The BHMbot's exceptional untethered performance addresses the long-standing challenge of payload-induced speed degradation in insect-scale robots. The findings highlight the importance of considering the interplay between bouncing length and frequency in gait design. The development of a simplified dynamic model for parameter optimization is a significant contribution to microrobotics design. The successful wireless control and application demonstrations showcase the potential of the BHMbot for various real-world applications. The achieved running speed and turning agility of the BHMbot are comparable to those of some insects, demonstrating the feasibility of creating biologically-inspired robots with high mobility. The research further suggests that the proposed actuation mechanism could be adopted by other insect-scale microrobots.

This research presents the BHMbot, a 2-cm legged microrobot achieving ultrafast untethered running speeds and remarkable turning agility through a novel actuation mechanism and gait design.
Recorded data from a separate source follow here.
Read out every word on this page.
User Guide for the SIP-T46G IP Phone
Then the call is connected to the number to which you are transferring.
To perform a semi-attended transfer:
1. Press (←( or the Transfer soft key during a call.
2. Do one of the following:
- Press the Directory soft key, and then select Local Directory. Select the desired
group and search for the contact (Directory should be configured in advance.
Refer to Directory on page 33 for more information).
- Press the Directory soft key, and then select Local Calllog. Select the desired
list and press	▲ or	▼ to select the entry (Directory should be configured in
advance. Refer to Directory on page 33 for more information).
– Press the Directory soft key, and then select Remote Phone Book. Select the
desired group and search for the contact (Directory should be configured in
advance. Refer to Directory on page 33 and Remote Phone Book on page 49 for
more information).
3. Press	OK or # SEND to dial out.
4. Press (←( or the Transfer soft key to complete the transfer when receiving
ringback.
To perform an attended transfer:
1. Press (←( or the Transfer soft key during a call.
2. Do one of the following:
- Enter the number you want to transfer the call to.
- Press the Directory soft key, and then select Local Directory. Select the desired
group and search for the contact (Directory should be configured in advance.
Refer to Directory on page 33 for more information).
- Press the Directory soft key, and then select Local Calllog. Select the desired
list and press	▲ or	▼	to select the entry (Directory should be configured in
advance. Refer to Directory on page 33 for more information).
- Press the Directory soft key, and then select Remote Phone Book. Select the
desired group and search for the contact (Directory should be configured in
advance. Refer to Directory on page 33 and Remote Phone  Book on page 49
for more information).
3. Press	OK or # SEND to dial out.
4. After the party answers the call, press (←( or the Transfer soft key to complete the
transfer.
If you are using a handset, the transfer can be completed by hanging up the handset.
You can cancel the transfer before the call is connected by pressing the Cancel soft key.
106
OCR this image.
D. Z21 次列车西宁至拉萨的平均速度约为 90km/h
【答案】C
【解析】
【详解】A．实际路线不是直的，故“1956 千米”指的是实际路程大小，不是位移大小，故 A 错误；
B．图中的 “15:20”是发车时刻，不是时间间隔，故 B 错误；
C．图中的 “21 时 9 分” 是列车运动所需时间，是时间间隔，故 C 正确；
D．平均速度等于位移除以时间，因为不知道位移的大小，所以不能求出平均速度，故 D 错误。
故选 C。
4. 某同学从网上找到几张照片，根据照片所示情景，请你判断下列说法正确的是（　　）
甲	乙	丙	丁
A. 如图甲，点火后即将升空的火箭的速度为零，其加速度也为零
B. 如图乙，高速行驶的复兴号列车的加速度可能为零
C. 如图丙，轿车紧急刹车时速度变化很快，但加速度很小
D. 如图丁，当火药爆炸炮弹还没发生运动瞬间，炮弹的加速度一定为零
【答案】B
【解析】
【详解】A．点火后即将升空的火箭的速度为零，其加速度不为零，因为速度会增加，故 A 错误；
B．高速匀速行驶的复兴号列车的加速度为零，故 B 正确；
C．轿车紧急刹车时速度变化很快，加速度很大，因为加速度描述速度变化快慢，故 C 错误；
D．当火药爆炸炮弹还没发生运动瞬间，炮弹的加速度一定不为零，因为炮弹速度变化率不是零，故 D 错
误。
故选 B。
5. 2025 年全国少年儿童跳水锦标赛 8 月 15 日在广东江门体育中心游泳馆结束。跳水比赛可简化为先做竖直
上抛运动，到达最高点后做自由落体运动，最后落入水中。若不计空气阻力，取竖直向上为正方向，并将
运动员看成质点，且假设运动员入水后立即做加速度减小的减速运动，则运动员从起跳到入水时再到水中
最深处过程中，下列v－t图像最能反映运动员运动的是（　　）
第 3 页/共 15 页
The study's key contributions include the optimization of structural parameters using a simplified dynamic model, achieving wireless trajectory control, and demonstrating successful application in various scenarios. Future research could focus on further miniaturization, exploring alternative actuation mechanisms, enhancing power efficiency, and expanding application capabilities.

The current BHMbot design has limitations in terms of battery life (3 minutes) and its inability to climb inclines beyond a certain angle. The simplified dynamic model used for optimization may not capture all aspects of the complex dynamics of the robot's locomotion. The range of the wireless control is limited by the Bluetooth module's capabilities. Further research is needed to address these limitations and improve the robustness of the robot in more challenging environments.